Der Shake enthielt 6 Gramm essentielle Aminosäuren und L-Carnitin – die muskelaufbauenden Bausteine des Proteins – und 35 Gramm Kohlenhydrate.
Da das Training die Blutzufuhr zum Arbeitsgewebe erhöht, kann das Trinken einer Kohlenhydrat-Protein-Mischung vor dem Training zu einer besseren Aufnahme der Aminosäuren in den Muskeln führen.

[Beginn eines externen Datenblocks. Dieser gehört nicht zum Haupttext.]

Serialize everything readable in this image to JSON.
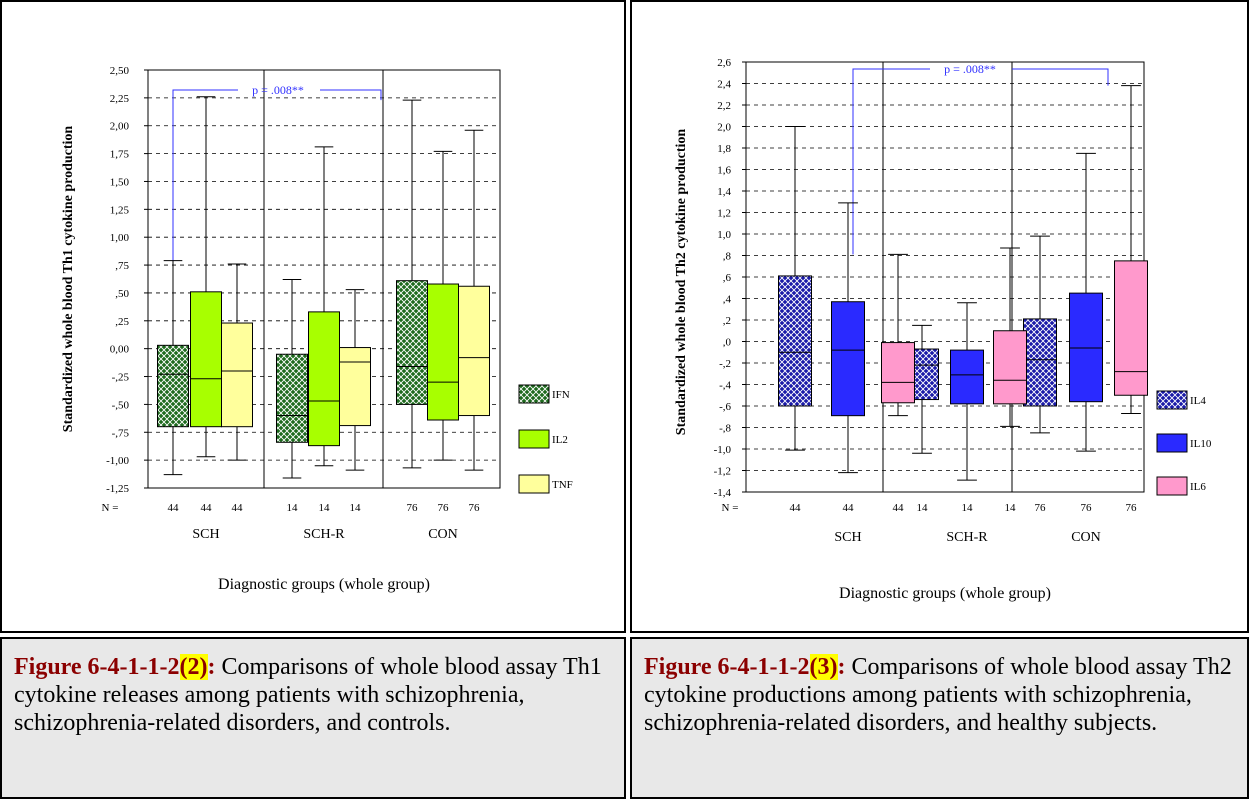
{
  "charts": [
    {
      "id": "th1",
      "ylabel": "Standardized whole blood Th1 cytokine production",
      "xlabel": "Diagnostic groups (whole group)",
      "n_label": "N =",
      "groups": [
        "SCH",
        "SCH-R",
        "CON"
      ],
      "n_values": [
        [
          "44",
          "44",
          "44"
        ],
        [
          "14",
          "14",
          "14"
        ],
        [
          "76",
          "76",
          "76"
        ]
      ],
      "ticks": [
        "2,50",
        "2,25",
        "2,00",
        "1,75",
        "1,50",
        "1,25",
        "1,00",
        ",75",
        ",50",
        ",25",
        "0,00",
        "-,25",
        "-,50",
        "-,75",
        "-1,00",
        "-1,25"
      ],
      "annotation": "p = .008**",
      "legend": [
        "IFN",
        "IL2",
        "TNF"
      ],
      "colors": [
        "#1e6a1e",
        "#a8ff00",
        "#ffff9c"
      ]
    },
    {
      "id": "th2",
      "ylabel": "Standardized whole blood Th2 cytokine production",
      "xlabel": "Diagnostic groups (whole group)",
      "n_label": "N =",
      "groups": [
        "SCH",
        "SCH-R",
        "CON"
      ],
      "n_values": [
        [
          "44",
          "44",
          "44"
        ],
        [
          "14",
          "14",
          "14"
        ],
        [
          "76",
          "76",
          "76"
        ]
      ],
      "ticks": [
        "2,6",
        "2,4",
        "2,2",
        "2,0",
        "1,8",
        "1,6",
        "1,4",
        "1,2",
        "1,0",
        ",8",
        ",6",
        ",4",
        ",2",
        ",0",
        "-,2",
        "-,4",
        "-,6",
        "-,8",
        "-1,0",
        "-1,2",
        "-1,4"
      ],
      "annotation": "p = .008**",
      "legend": [
        "IL4",
        "IL10",
        "IL6"
      ],
      "colors": [
        "#1a1aa8",
        "#2a2aff",
        "#ff99cc"
      ]
    }
  ],
  "chart_data": [
    {
      "type": "box",
      "ylabel": "Standardized whole blood Th1 cytokine production",
      "xlabel": "Diagnostic groups (whole group)",
      "ylim": [
        -1.25,
        2.5
      ],
      "grid": true,
      "legend_position": "right",
      "categories": [
        "SCH",
        "SCH-R",
        "CON"
      ],
      "series": [
        {
          "name": "IFN",
          "boxes": [
            {
              "min": -1.13,
              "q1": -0.7,
              "median": -0.23,
              "q3": 0.03,
              "max": 0.79
            },
            {
              "min": -1.16,
              "q1": -0.84,
              "median": -0.6,
              "q3": -0.05,
              "max": 0.62
            },
            {
              "min": -1.07,
              "q1": -0.5,
              "median": -0.16,
              "q3": 0.61,
              "max": 2.23
            }
          ]
        },
        {
          "name": "IL2",
          "boxes": [
            {
              "min": -0.97,
              "q1": -0.7,
              "median": -0.27,
              "q3": 0.51,
              "max": 2.26
            },
            {
              "min": -1.05,
              "q1": -0.87,
              "median": -0.47,
              "q3": 0.33,
              "max": 1.81
            },
            {
              "min": -1.0,
              "q1": -0.64,
              "median": -0.3,
              "q3": 0.58,
              "max": 1.77
            }
          ]
        },
        {
          "name": "TNF",
          "boxes": [
            {
              "min": -1.0,
              "q1": -0.7,
              "median": -0.2,
              "q3": 0.23,
              "max": 0.76
            },
            {
              "min": -1.09,
              "q1": -0.69,
              "median": -0.12,
              "q3": 0.01,
              "max": 0.53
            },
            {
              "min": -1.09,
              "q1": -0.6,
              "median": -0.08,
              "q3": 0.56,
              "max": 1.96
            }
          ]
        }
      ],
      "annotation": "p = .008**",
      "n": [
        44,
        14,
        76
      ]
    },
    {
      "type": "box",
      "ylabel": "Standardized whole blood Th2 cytokine production",
      "xlabel": "Diagnostic groups (whole group)",
      "ylim": [
        -1.4,
        2.6
      ],
      "grid": true,
      "legend_position": "right",
      "categories": [
        "SCH",
        "SCH-R",
        "CON"
      ],
      "series": [
        {
          "name": "IL4",
          "boxes": [
            {
              "min": -1.01,
              "q1": -0.6,
              "median": -0.1,
              "q3": 0.61,
              "max": 2.0
            },
            {
              "min": -1.04,
              "q1": -0.54,
              "median": -0.22,
              "q3": -0.07,
              "max": 0.15
            },
            {
              "min": -0.85,
              "q1": -0.6,
              "median": -0.17,
              "q3": 0.21,
              "max": 0.98
            }
          ]
        },
        {
          "name": "IL10",
          "boxes": [
            {
              "min": -1.22,
              "q1": -0.69,
              "median": -0.08,
              "q3": 0.37,
              "max": 1.29
            },
            {
              "min": -1.29,
              "q1": -0.58,
              "median": -0.31,
              "q3": -0.08,
              "max": 0.36
            },
            {
              "min": -1.02,
              "q1": -0.56,
              "median": -0.06,
              "q3": 0.45,
              "max": 1.75
            }
          ]
        },
        {
          "name": "IL6",
          "boxes": [
            {
              "min": -0.69,
              "q1": -0.57,
              "median": -0.38,
              "q3": -0.01,
              "max": 0.81
            },
            {
              "min": -0.79,
              "q1": -0.58,
              "median": -0.36,
              "q3": 0.1,
              "max": 0.87
            },
            {
              "min": -0.67,
              "q1": -0.5,
              "median": -0.28,
              "q3": 0.75,
              "max": 2.38
            }
          ]
        }
      ],
      "annotation": "p = .008**",
      "n": [
        44,
        14,
        76
      ]
    }
  ],
  "captions": [
    {
      "fig_label": "Figure 6-4-1-1-2",
      "fig_num": "(2)",
      "colon": ":",
      "text": " Comparisons of whole blood assay Th1 cytokine releases among patients with schizophrenia, schizophrenia-related disorders, and controls."
    },
    {
      "fig_label": "Figure 6-4-1-1-2",
      "fig_num": "(3)",
      "colon": ":",
      "text": " Comparisons of whole blood assay Th2 cytokine productions among patients with schizophrenia, schizophrenia-related disorders, and healthy subjects."
    }
  ]
}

Für Ihren Shake benötigen Sie etwa 10 bis 20 Gramm Eiweiß – in der Regel etwa einen Messlöffel eines Molkenproteinpulvers. Sie vertragen keine Eiweißdrinks? Sie können die gleichen Nährstoffe von einem Sandwich mit 100 Gramm Truthahn und einer Scheibe Käse auf Vollkornbrot erhalten. Aber ein Getränk ist besser.
Flüssige Mahlzeiten werden schneller absorbiert. Also sollten Sie möglichst zu einem Shake greifen. Trinken Sie einen 30 bis 60 Minuten vor Ihrem Training.
- Strengen Sie sich nicht immer an
Ihr Körper sollte sich jeden Tag bewegen, aber das bedeutet nicht, dass Ihre Workouts Sie bis zur Müdigkeit und Erschöpfung bringen sollten. Wenn Sie jeden Tag am härtesten trainieren, bekommt Ihr Körper keine Chance zu wachsen. Wählen Sie Ihre Angriffspunkte. Zielen Sie darauf ab, jedes Training mit einem guten Gefühl zu beenden, nicht mit totaler Erschöpfung. Beschränken Sie Ihr Training im Kraftraum auf 12-16 Sätze und gehen Sie nie darüber hinaus.
Das heißt nicht, dass Sie nicht hin und wieder ein brutales Training absolvieren können. Aber beschränken Sie das Training, das Ihren Körper an seine Belastungsgrenze bringt, auf drei Mal pro Woche und nie an aufeinanderfolgenden Tagen. Die Muskeln brauchen Erholung, um zu wachsen. Ständig bis zur Erschöpfung zu trainieren, ist kontraproduktiv für die Erholung, die Sie für das Muskelwachstum brauchen.